In 1971, she returned to Alaska where she began teaching students with physical disabilities in a classroom setting. Her role in the lives of the physically disabled evolved when she resigned from teaching and became actively involved in advocacy for the standards of living of the physically disabled. Her mission revolved around changing the then existing circumstances for high school graduates with physical disability, who had limited opportunities and were housed in nursing homes with senior citizens with conditions like dementia. She then founded Access Alaska, the first independent living program where her work involved campaigning to ensure the disabled had equal access to resources like housing, transportation, restrooms and restaurants and also opportunities to actively participate in society through respectable jobs and vocational training.

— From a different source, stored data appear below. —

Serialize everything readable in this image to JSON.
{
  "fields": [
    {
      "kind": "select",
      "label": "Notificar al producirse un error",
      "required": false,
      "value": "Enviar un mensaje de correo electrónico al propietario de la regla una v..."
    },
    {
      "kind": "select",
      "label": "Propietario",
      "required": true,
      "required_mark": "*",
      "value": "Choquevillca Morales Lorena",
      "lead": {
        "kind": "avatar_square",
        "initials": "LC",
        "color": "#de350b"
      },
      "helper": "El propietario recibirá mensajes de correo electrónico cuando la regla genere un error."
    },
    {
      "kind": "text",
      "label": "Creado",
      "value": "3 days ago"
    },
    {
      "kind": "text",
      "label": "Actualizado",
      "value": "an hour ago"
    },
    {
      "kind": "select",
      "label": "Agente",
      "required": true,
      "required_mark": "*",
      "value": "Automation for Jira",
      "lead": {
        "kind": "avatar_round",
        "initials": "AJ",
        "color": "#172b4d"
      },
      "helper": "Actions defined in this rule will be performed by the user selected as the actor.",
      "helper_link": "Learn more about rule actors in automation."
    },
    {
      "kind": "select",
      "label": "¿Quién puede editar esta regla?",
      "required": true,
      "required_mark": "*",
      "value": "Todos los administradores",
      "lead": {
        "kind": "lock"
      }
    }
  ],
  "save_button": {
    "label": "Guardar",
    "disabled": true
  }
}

Aanes also championed efforts on the legislative front to grow support for the Independent Living movement by speaking at public hearings, soliciting financial support and highlighting the need for changing related laws. Her efforts were rewarded in 1980, with Access Alaska receiving a state grant to address issues including independent-living-skills training and amenities she would need to facilitate her work. The increasing impact of her work was exemplified in 1982 when 8 young disabled adults moved out of nursing homes into equipped and accessible apartments in Anchorage, downtown Alaska. Furthermore, she extended her efforts with the Independent Living Program to northwest Alaska, by founding Arctic Access in 1993.